Она превратилась в свою противоположность и сама при необходимости могла бы кричать и указывать другим.
О, теперь Поппи чувствовала себя безгранично могущественной. Она позволила Флетчу отнести себя в комнату, потому что ей было приятно, когда он ее нес, но, оказавшись в спальне, освободилась из его объятий. Теперь все было в ее руках – предстоящая ночь должна была пройти так, как она задумала.
Поппи медленно отошла от Флетча, оперлась на один из кроватных столбиков и приняла соблазнительную позу, выпятив грудь. У оставшегося возле двери Флетча в глазах вспыхнули огоньки, заставившие сердце герцогини забиться быстрее.
У нее получилось!
Но у Поппи был план, о котором Джемма и Луиза прожужжали ей все уши во время подготовки, и молодая герцогиня собиралась воплотить его в жизнь без отступлений, по крайней мере сейчас. Правда, после повторной отработки плана Исидора в изнеможении упала на кровать и заснула, пробормотав, что ни один мужчина на свете не стоит таких усилий…

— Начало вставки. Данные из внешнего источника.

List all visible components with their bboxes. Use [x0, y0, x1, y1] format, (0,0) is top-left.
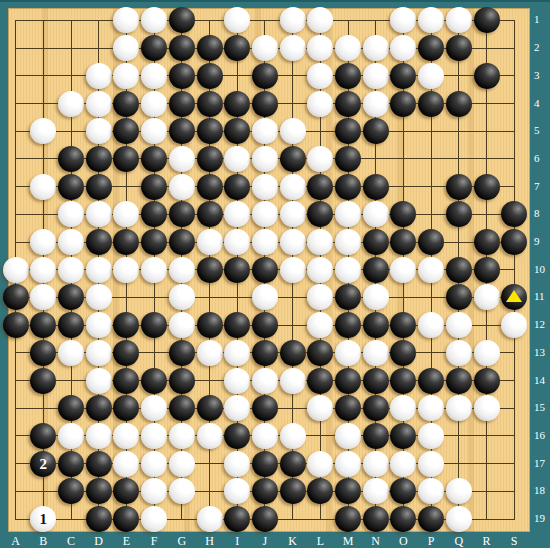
stone-black[interactable]	[197, 257, 223, 283]
stone-white[interactable]	[224, 368, 250, 394]
stone-black[interactable]	[252, 340, 278, 366]
stone-black[interactable]	[197, 395, 223, 421]
stone-white[interactable]	[252, 118, 278, 144]
stone-white[interactable]	[307, 35, 333, 61]
stone-white[interactable]	[224, 395, 250, 421]
stone-white[interactable]	[252, 146, 278, 172]
stone-white[interactable]	[280, 201, 306, 227]
stone-white[interactable]	[224, 201, 250, 227]
col-label: J	[256, 534, 274, 548]
stone-white[interactable]	[252, 284, 278, 310]
stone-white[interactable]	[58, 201, 84, 227]
stone-black[interactable]	[224, 118, 250, 144]
stone-white[interactable]	[86, 118, 112, 144]
stone-white[interactable]	[169, 478, 195, 504]
stone-black[interactable]	[474, 229, 500, 255]
stone-black[interactable]	[335, 174, 361, 200]
stone-white[interactable]	[307, 229, 333, 255]
stone-white[interactable]	[280, 118, 306, 144]
stone-white[interactable]	[141, 118, 167, 144]
stone-white[interactable]	[307, 146, 333, 172]
stone-black[interactable]	[113, 506, 139, 532]
stone-black[interactable]	[446, 35, 472, 61]
stone-white[interactable]	[390, 451, 416, 477]
stone-white[interactable]	[224, 340, 250, 366]
stone-black[interactable]	[335, 395, 361, 421]
stone-white[interactable]	[335, 451, 361, 477]
stone-black[interactable]	[30, 312, 56, 338]
stone-white[interactable]	[30, 174, 56, 200]
row-label: 6	[534, 152, 550, 164]
stone-black[interactable]	[363, 229, 389, 255]
stone-black[interactable]	[307, 340, 333, 366]
stone-white[interactable]	[113, 7, 139, 33]
stone-black[interactable]	[58, 284, 84, 310]
stone-white[interactable]	[169, 174, 195, 200]
col-label: K	[284, 534, 302, 548]
stone-white[interactable]	[169, 312, 195, 338]
stone-black[interactable]	[390, 201, 416, 227]
stone-black[interactable]	[252, 506, 278, 532]
col-label: F	[145, 534, 163, 548]
stone-white[interactable]	[224, 478, 250, 504]
stone-white[interactable]	[446, 395, 472, 421]
stone-black[interactable]	[169, 201, 195, 227]
stone-white[interactable]	[501, 312, 527, 338]
stone-black[interactable]	[252, 312, 278, 338]
stone-white[interactable]	[252, 229, 278, 255]
stone-white[interactable]	[58, 340, 84, 366]
stone-white[interactable]	[418, 395, 444, 421]
stone-black[interactable]	[224, 312, 250, 338]
stone-black[interactable]	[335, 284, 361, 310]
stone-black[interactable]	[446, 284, 472, 310]
stone-black[interactable]	[307, 478, 333, 504]
stone-black[interactable]	[197, 63, 223, 89]
stone-white[interactable]	[280, 423, 306, 449]
stone-black[interactable]	[113, 118, 139, 144]
stone-black[interactable]	[474, 368, 500, 394]
stone-black[interactable]	[252, 395, 278, 421]
stone-white[interactable]	[363, 451, 389, 477]
stone-white[interactable]	[252, 35, 278, 61]
stone-black[interactable]	[390, 63, 416, 89]
stone-black[interactable]	[197, 201, 223, 227]
row-label: 14	[534, 374, 550, 386]
stone-black[interactable]	[169, 7, 195, 33]
stone-white[interactable]	[446, 506, 472, 532]
stone-black[interactable]	[418, 229, 444, 255]
stone-black[interactable]	[280, 478, 306, 504]
stone-white[interactable]	[418, 7, 444, 33]
stone-black[interactable]	[280, 451, 306, 477]
row-label: 17	[534, 457, 550, 469]
stone-white[interactable]	[224, 146, 250, 172]
stone-white[interactable]	[224, 229, 250, 255]
stone-white[interactable]	[252, 368, 278, 394]
col-label: L	[311, 534, 329, 548]
board-layer: ABCDEFGHIJKLMNOPQRS123456789101112131415…	[0, 2, 550, 548]
stone-black[interactable]	[58, 478, 84, 504]
stone-white[interactable]	[418, 451, 444, 477]
stone-black[interactable]	[224, 257, 250, 283]
stone-black[interactable]	[197, 174, 223, 200]
row-label: 13	[534, 346, 550, 358]
stone-black[interactable]	[335, 368, 361, 394]
stone-white[interactable]	[363, 63, 389, 89]
row-label: 9	[534, 235, 550, 247]
stone-white[interactable]	[197, 340, 223, 366]
stone-white[interactable]	[474, 284, 500, 310]
stone-black[interactable]	[363, 506, 389, 532]
stone-white[interactable]	[113, 451, 139, 477]
stone-black[interactable]	[30, 340, 56, 366]
stone-black[interactable]	[280, 340, 306, 366]
stone-black[interactable]	[86, 506, 112, 532]
col-label: H	[201, 534, 219, 548]
stone-black[interactable]	[335, 506, 361, 532]
stone-white[interactable]	[363, 284, 389, 310]
stone-black[interactable]	[58, 451, 84, 477]
stone-white[interactable]	[335, 35, 361, 61]
col-label: N	[367, 534, 385, 548]
stone-black[interactable]	[113, 312, 139, 338]
stone-white[interactable]	[307, 451, 333, 477]
stone-white[interactable]	[141, 451, 167, 477]
stone-white[interactable]	[141, 257, 167, 283]
stone-black[interactable]	[169, 395, 195, 421]
stone-white[interactable]	[197, 506, 223, 532]
stone-black[interactable]	[169, 63, 195, 89]
stone-black[interactable]	[418, 368, 444, 394]
stone-black[interactable]	[169, 91, 195, 117]
stone-white[interactable]	[86, 340, 112, 366]
stone-white[interactable]	[169, 146, 195, 172]
stone-white[interactable]	[446, 312, 472, 338]
stone-white[interactable]	[86, 63, 112, 89]
stone-white[interactable]	[418, 312, 444, 338]
stone-black[interactable]	[86, 451, 112, 477]
stone-black[interactable]	[418, 506, 444, 532]
stone-white[interactable]	[335, 423, 361, 449]
stone-white[interactable]	[58, 229, 84, 255]
stone-black[interactable]	[363, 368, 389, 394]
stone-white[interactable]	[307, 63, 333, 89]
col-label: S	[505, 534, 523, 548]
stone-black[interactable]	[141, 201, 167, 227]
stone-black[interactable]	[363, 395, 389, 421]
stone-white[interactable]	[113, 423, 139, 449]
stone-white[interactable]	[224, 7, 250, 33]
go-board-frame: ABCDEFGHIJKLMNOPQRS123456789101112131415…	[0, 0, 550, 548]
stone-white[interactable]	[363, 201, 389, 227]
stone-black[interactable]	[446, 174, 472, 200]
stone-black[interactable]	[197, 146, 223, 172]
stone-white[interactable]	[446, 340, 472, 366]
stone-white[interactable]	[280, 7, 306, 33]
stone-white[interactable]	[113, 63, 139, 89]
row-label: 18	[534, 484, 550, 496]
stone-black[interactable]	[390, 506, 416, 532]
stone-black[interactable]: 2	[30, 451, 56, 477]
stone-black[interactable]	[335, 478, 361, 504]
stone-black[interactable]	[446, 91, 472, 117]
stone-black[interactable]	[224, 506, 250, 532]
stone-black[interactable]	[390, 229, 416, 255]
stone-white[interactable]	[418, 257, 444, 283]
stone-black[interactable]	[252, 91, 278, 117]
stone-black[interactable]	[474, 7, 500, 33]
stone-black[interactable]	[363, 118, 389, 144]
row-label: 7	[534, 180, 550, 192]
stone-black[interactable]	[169, 229, 195, 255]
stone-white[interactable]	[335, 257, 361, 283]
stone-white[interactable]	[169, 257, 195, 283]
stone-white[interactable]	[280, 368, 306, 394]
stone-white[interactable]	[86, 368, 112, 394]
stone-white[interactable]	[418, 478, 444, 504]
stone-black[interactable]	[363, 174, 389, 200]
stone-black[interactable]	[169, 340, 195, 366]
stone-white[interactable]	[141, 91, 167, 117]
stone-black[interactable]	[390, 340, 416, 366]
stone-white[interactable]	[141, 478, 167, 504]
stone-black[interactable]	[390, 368, 416, 394]
stone-white[interactable]	[307, 257, 333, 283]
col-label: G	[173, 534, 191, 548]
col-label: A	[7, 534, 25, 548]
triangle-marker-icon	[506, 290, 522, 302]
stone-black[interactable]	[335, 63, 361, 89]
stone-black[interactable]	[307, 368, 333, 394]
stone-black[interactable]	[58, 146, 84, 172]
stone-white[interactable]	[58, 423, 84, 449]
stone-white[interactable]	[363, 340, 389, 366]
stone-white[interactable]	[307, 7, 333, 33]
stone-white[interactable]	[30, 257, 56, 283]
stone-black[interactable]	[113, 478, 139, 504]
stone-black[interactable]	[446, 201, 472, 227]
stone-white[interactable]	[113, 35, 139, 61]
stone-black[interactable]	[58, 312, 84, 338]
stone-black[interactable]	[252, 451, 278, 477]
stone-black[interactable]	[224, 35, 250, 61]
stone-white[interactable]	[390, 7, 416, 33]
stone-black[interactable]	[113, 395, 139, 421]
stone-black[interactable]	[197, 118, 223, 144]
row-label: 1	[534, 13, 550, 25]
stone-white[interactable]	[58, 257, 84, 283]
stone-black[interactable]	[224, 174, 250, 200]
stone-black[interactable]	[390, 312, 416, 338]
stone-white[interactable]	[252, 423, 278, 449]
stone-white[interactable]	[363, 478, 389, 504]
stone-black[interactable]	[252, 63, 278, 89]
stone-white[interactable]	[58, 91, 84, 117]
stone-white[interactable]	[169, 423, 195, 449]
stone-white[interactable]	[446, 7, 472, 33]
stone-black[interactable]	[418, 35, 444, 61]
stone-black[interactable]	[86, 478, 112, 504]
stone-white[interactable]: 1	[30, 506, 56, 532]
stone-black[interactable]	[197, 91, 223, 117]
stone-black[interactable]	[86, 229, 112, 255]
stone-black[interactable]	[390, 91, 416, 117]
stone-white[interactable]	[363, 91, 389, 117]
stone-black[interactable]	[3, 312, 29, 338]
stone-black[interactable]	[141, 146, 167, 172]
stone-white[interactable]	[197, 423, 223, 449]
stone-black[interactable]	[501, 201, 527, 227]
stone-white[interactable]	[474, 340, 500, 366]
stone-black[interactable]	[224, 423, 250, 449]
stone-black[interactable]	[58, 174, 84, 200]
stone-black[interactable]	[252, 257, 278, 283]
stone-black[interactable]	[30, 368, 56, 394]
stone-black[interactable]	[252, 478, 278, 504]
stone-white[interactable]	[335, 229, 361, 255]
stone-black[interactable]	[169, 35, 195, 61]
stone-black[interactable]	[86, 395, 112, 421]
stone-white[interactable]	[307, 284, 333, 310]
stone-black[interactable]	[418, 91, 444, 117]
col-label: O	[394, 534, 412, 548]
stone-black[interactable]	[113, 91, 139, 117]
stone-white[interactable]	[418, 63, 444, 89]
stone-black[interactable]	[280, 146, 306, 172]
stone-black[interactable]	[113, 340, 139, 366]
col-label: D	[90, 534, 108, 548]
stone-white[interactable]	[141, 7, 167, 33]
stone-black[interactable]	[363, 312, 389, 338]
stone-white[interactable]	[141, 395, 167, 421]
stone-white[interactable]	[141, 63, 167, 89]
stone-white[interactable]	[280, 174, 306, 200]
stone-black[interactable]	[113, 368, 139, 394]
stone-white[interactable]	[86, 201, 112, 227]
stone-black[interactable]	[335, 312, 361, 338]
stone-white[interactable]	[30, 229, 56, 255]
col-label: P	[422, 534, 440, 548]
stone-white[interactable]	[141, 506, 167, 532]
row-label: 16	[534, 429, 550, 441]
stone-black[interactable]	[169, 368, 195, 394]
col-label: C	[62, 534, 80, 548]
stone-white[interactable]	[363, 35, 389, 61]
stone-white[interactable]	[252, 174, 278, 200]
row-label: 3	[534, 69, 550, 81]
stone-black[interactable]	[307, 201, 333, 227]
stone-black[interactable]	[141, 368, 167, 394]
stone-black[interactable]	[335, 118, 361, 144]
stone-black[interactable]	[390, 478, 416, 504]
stone-white[interactable]	[335, 201, 361, 227]
stone-white[interactable]	[335, 340, 361, 366]
stone-black[interactable]	[197, 35, 223, 61]
stone-white[interactable]	[224, 451, 250, 477]
stone-black[interactable]	[224, 91, 250, 117]
stone-white[interactable]	[86, 312, 112, 338]
stone-black[interactable]	[474, 63, 500, 89]
row-label: 10	[534, 263, 550, 275]
stone-black[interactable]	[86, 174, 112, 200]
stone-white[interactable]	[446, 478, 472, 504]
col-label: E	[117, 534, 135, 548]
row-label: 8	[534, 207, 550, 219]
stone-black[interactable]	[197, 312, 223, 338]
stone-white[interactable]	[307, 395, 333, 421]
stone-white[interactable]	[30, 284, 56, 310]
stone-black[interactable]	[113, 229, 139, 255]
row-label: 11	[534, 290, 550, 302]
stone-black[interactable]	[446, 257, 472, 283]
stone-white[interactable]	[86, 423, 112, 449]
row-label: 5	[534, 124, 550, 136]
stone-white[interactable]	[30, 118, 56, 144]
stone-white[interactable]	[418, 423, 444, 449]
stone-white[interactable]	[307, 91, 333, 117]
stone-black[interactable]	[390, 423, 416, 449]
stone-black[interactable]	[363, 423, 389, 449]
stone-white[interactable]	[113, 257, 139, 283]
stone-white[interactable]	[3, 257, 29, 283]
stone-black[interactable]	[58, 395, 84, 421]
stone-black[interactable]	[474, 174, 500, 200]
stone-black[interactable]	[169, 118, 195, 144]
stone-white[interactable]	[280, 35, 306, 61]
stone-black[interactable]	[141, 229, 167, 255]
stone-black[interactable]	[307, 174, 333, 200]
stone-black[interactable]	[474, 257, 500, 283]
stone-white[interactable]	[141, 423, 167, 449]
col-label: Q	[450, 534, 468, 548]
col-label: I	[228, 534, 246, 548]
stone-black[interactable]	[113, 146, 139, 172]
stone-black[interactable]	[446, 368, 472, 394]
stone-white[interactable]	[252, 201, 278, 227]
stone-white[interactable]	[280, 229, 306, 255]
stone-white[interactable]	[169, 451, 195, 477]
stone-white[interactable]	[390, 257, 416, 283]
stone-white[interactable]	[86, 284, 112, 310]
stone-black[interactable]	[363, 257, 389, 283]
stone-white[interactable]	[390, 35, 416, 61]
stone-white[interactable]	[113, 201, 139, 227]
row-label: 4	[534, 97, 550, 109]
stone-black[interactable]	[86, 146, 112, 172]
stone-white[interactable]	[169, 284, 195, 310]
stone-white[interactable]	[86, 257, 112, 283]
stone-black[interactable]	[335, 91, 361, 117]
stone-white[interactable]	[86, 91, 112, 117]
stone-white[interactable]	[280, 257, 306, 283]
row-label: 15	[534, 401, 550, 413]
stone-black[interactable]	[30, 423, 56, 449]
stone-black[interactable]	[335, 146, 361, 172]
stone-black[interactable]	[501, 229, 527, 255]
stone-black[interactable]	[141, 174, 167, 200]
stone-white[interactable]	[197, 229, 223, 255]
stone-black[interactable]	[3, 284, 29, 310]
stone-black[interactable]	[141, 312, 167, 338]
stone-white[interactable]	[474, 395, 500, 421]
stone-black[interactable]	[141, 35, 167, 61]
stone-white[interactable]	[307, 312, 333, 338]
col-label: B	[34, 534, 52, 548]
stone-white[interactable]	[390, 395, 416, 421]
row-label: 19	[534, 512, 550, 524]
col-label: M	[339, 534, 357, 548]
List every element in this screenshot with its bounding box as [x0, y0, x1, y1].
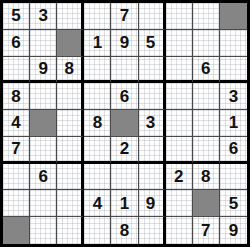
cell-r2c7[interactable] — [166, 30, 193, 57]
cell-r8c5[interactable]: 1 — [111, 190, 138, 217]
cell-r8c8[interactable] — [193, 190, 220, 217]
cell-r8c3[interactable] — [57, 190, 84, 217]
given-digit: 6 — [11, 34, 20, 51]
cell-r6c6[interactable] — [139, 137, 166, 164]
cell-r7c5[interactable] — [111, 164, 138, 191]
cell-r8c1[interactable] — [3, 190, 30, 217]
cell-r9c2[interactable] — [30, 217, 57, 244]
cell-r9c7[interactable] — [166, 217, 193, 244]
given-digit: 6 — [201, 60, 210, 77]
cell-r7c4[interactable] — [84, 164, 111, 191]
given-digit: 5 — [229, 195, 238, 212]
given-digit: 6 — [120, 88, 129, 105]
cell-r8c9[interactable]: 5 — [220, 190, 247, 217]
cell-r6c9[interactable]: 6 — [220, 137, 247, 164]
cell-r4c7[interactable] — [166, 83, 193, 110]
sudoku-board: 537619598686348317266284195879 — [0, 0, 250, 247]
cell-r4c1[interactable]: 8 — [3, 83, 30, 110]
cell-r1c3[interactable] — [57, 3, 84, 30]
cell-r6c2[interactable] — [30, 137, 57, 164]
given-digit: 8 — [11, 88, 20, 105]
cell-r5c5[interactable] — [111, 110, 138, 137]
cell-r7c3[interactable] — [57, 164, 84, 191]
given-digit: 4 — [93, 195, 102, 212]
cell-r5c4[interactable]: 8 — [84, 110, 111, 137]
cell-r3c6[interactable] — [139, 57, 166, 84]
given-digit: 1 — [120, 195, 129, 212]
cell-r4c4[interactable] — [84, 83, 111, 110]
cell-r4c3[interactable] — [57, 83, 84, 110]
cell-r1c6[interactable] — [139, 3, 166, 30]
cell-r9c6[interactable] — [139, 217, 166, 244]
given-digit: 6 — [229, 140, 238, 157]
cell-r6c7[interactable] — [166, 137, 193, 164]
cell-r6c4[interactable] — [84, 137, 111, 164]
given-digit: 2 — [174, 168, 183, 185]
cell-r2c6[interactable]: 5 — [139, 30, 166, 57]
given-digit: 3 — [229, 88, 238, 105]
cell-r2c1[interactable]: 6 — [3, 30, 30, 57]
cell-r9c9[interactable]: 9 — [220, 217, 247, 244]
cell-r4c8[interactable] — [193, 83, 220, 110]
given-digit: 8 — [93, 114, 102, 131]
cell-r5c8[interactable] — [193, 110, 220, 137]
cell-r6c5[interactable]: 2 — [111, 137, 138, 164]
cell-r5c1[interactable]: 4 — [3, 110, 30, 137]
cell-r6c8[interactable] — [193, 137, 220, 164]
given-digit: 1 — [93, 34, 102, 51]
cell-r2c3[interactable] — [57, 30, 84, 57]
cell-r4c9[interactable]: 3 — [220, 83, 247, 110]
cell-r3c4[interactable] — [84, 57, 111, 84]
given-digit: 5 — [11, 7, 20, 24]
cell-r1c9[interactable] — [220, 3, 247, 30]
cell-r3c8[interactable]: 6 — [193, 57, 220, 84]
cell-r6c1[interactable]: 7 — [3, 137, 30, 164]
cell-r3c7[interactable] — [166, 57, 193, 84]
cell-r2c9[interactable] — [220, 30, 247, 57]
cell-r8c2[interactable] — [30, 190, 57, 217]
given-digit: 8 — [65, 60, 74, 77]
cell-r7c8[interactable]: 8 — [193, 164, 220, 191]
cell-r5c9[interactable]: 1 — [220, 110, 247, 137]
cell-r1c4[interactable] — [84, 3, 111, 30]
cell-r4c6[interactable] — [139, 83, 166, 110]
given-digit: 8 — [120, 222, 129, 239]
cell-r9c3[interactable] — [57, 217, 84, 244]
cell-r3c3[interactable]: 8 — [57, 57, 84, 84]
cell-r7c6[interactable] — [139, 164, 166, 191]
cell-r2c8[interactable] — [193, 30, 220, 57]
cell-r7c9[interactable] — [220, 164, 247, 191]
cell-r4c5[interactable]: 6 — [111, 83, 138, 110]
cell-r9c4[interactable] — [84, 217, 111, 244]
cell-r6c3[interactable] — [57, 137, 84, 164]
given-digit: 3 — [146, 114, 155, 131]
cell-r3c2[interactable]: 9 — [30, 57, 57, 84]
cell-r1c8[interactable] — [193, 3, 220, 30]
given-digit: 4 — [11, 114, 20, 131]
cell-r1c2[interactable]: 3 — [30, 3, 57, 30]
given-digit: 1 — [229, 114, 238, 131]
cell-r9c5[interactable]: 8 — [111, 217, 138, 244]
given-digit: 9 — [146, 195, 155, 212]
cell-r2c4[interactable]: 1 — [84, 30, 111, 57]
given-digit: 5 — [146, 34, 155, 51]
cell-r1c1[interactable]: 5 — [3, 3, 30, 30]
given-digit: 7 — [120, 7, 129, 24]
cell-r1c7[interactable] — [166, 3, 193, 30]
given-digit: 7 — [201, 222, 210, 239]
cell-r8c4[interactable]: 4 — [84, 190, 111, 217]
cell-r2c5[interactable]: 9 — [111, 30, 138, 57]
cell-r5c6[interactable]: 3 — [139, 110, 166, 137]
cell-r5c7[interactable] — [166, 110, 193, 137]
cell-r4c2[interactable] — [30, 83, 57, 110]
cell-r9c1[interactable] — [3, 217, 30, 244]
given-digit: 9 — [120, 34, 129, 51]
given-digit: 3 — [38, 7, 47, 24]
given-digit: 2 — [120, 140, 129, 157]
cell-r3c9[interactable] — [220, 57, 247, 84]
given-digit: 9 — [38, 60, 47, 77]
cell-r7c2[interactable]: 6 — [30, 164, 57, 191]
given-digit: 7 — [11, 140, 20, 157]
cell-r1c5[interactable]: 7 — [111, 3, 138, 30]
cell-r5c2[interactable] — [30, 110, 57, 137]
given-digit: 8 — [201, 168, 210, 185]
cell-r8c6[interactable]: 9 — [139, 190, 166, 217]
cell-r3c1[interactable] — [3, 57, 30, 84]
given-digit: 6 — [38, 168, 47, 185]
cell-r2c2[interactable] — [30, 30, 57, 57]
cell-r5c3[interactable] — [57, 110, 84, 137]
cell-r3c5[interactable] — [111, 57, 138, 84]
cell-r8c7[interactable] — [166, 190, 193, 217]
cell-r7c1[interactable] — [3, 164, 30, 191]
cell-r9c8[interactable]: 7 — [193, 217, 220, 244]
given-digit: 9 — [229, 222, 238, 239]
cell-r7c7[interactable]: 2 — [166, 164, 193, 191]
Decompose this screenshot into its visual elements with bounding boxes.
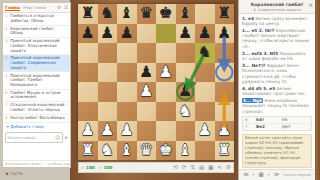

Герцогиня призывно улыбнулась Флетчу.
– Говорят, вы устали от своей жены? – сказала она.
– Я…
– Bien,[22] – перебила она, не давая ему ответить, – потому что я попала в такое же положение.
– Вы?!
Флетч был потрясен. Довольная произведенным эффектом Поппи подняла руки над головой и взялась за кроватный столбик, наслаждаясь свободой, чувствуя возбуждающее прикосновение к соскам тонкой кружевной вставки на лифе. До нее донеслось тяжелое дыхание мужа. Распаленный, с блестящими от желания глазами он совсем не походил на прежнего лощеного законодателя мод.
– Поппи… – медленно произнес Флетч.
– Да, месье? – Она провела рукой по своему горлу и потом по груди, как ее научила наверху опытная Джемма. «Это просто сведет Флетчёра с ума, – заверила ее герцогиня Бомон. – Мужчины обожают смотреть, как женщина трогает себя».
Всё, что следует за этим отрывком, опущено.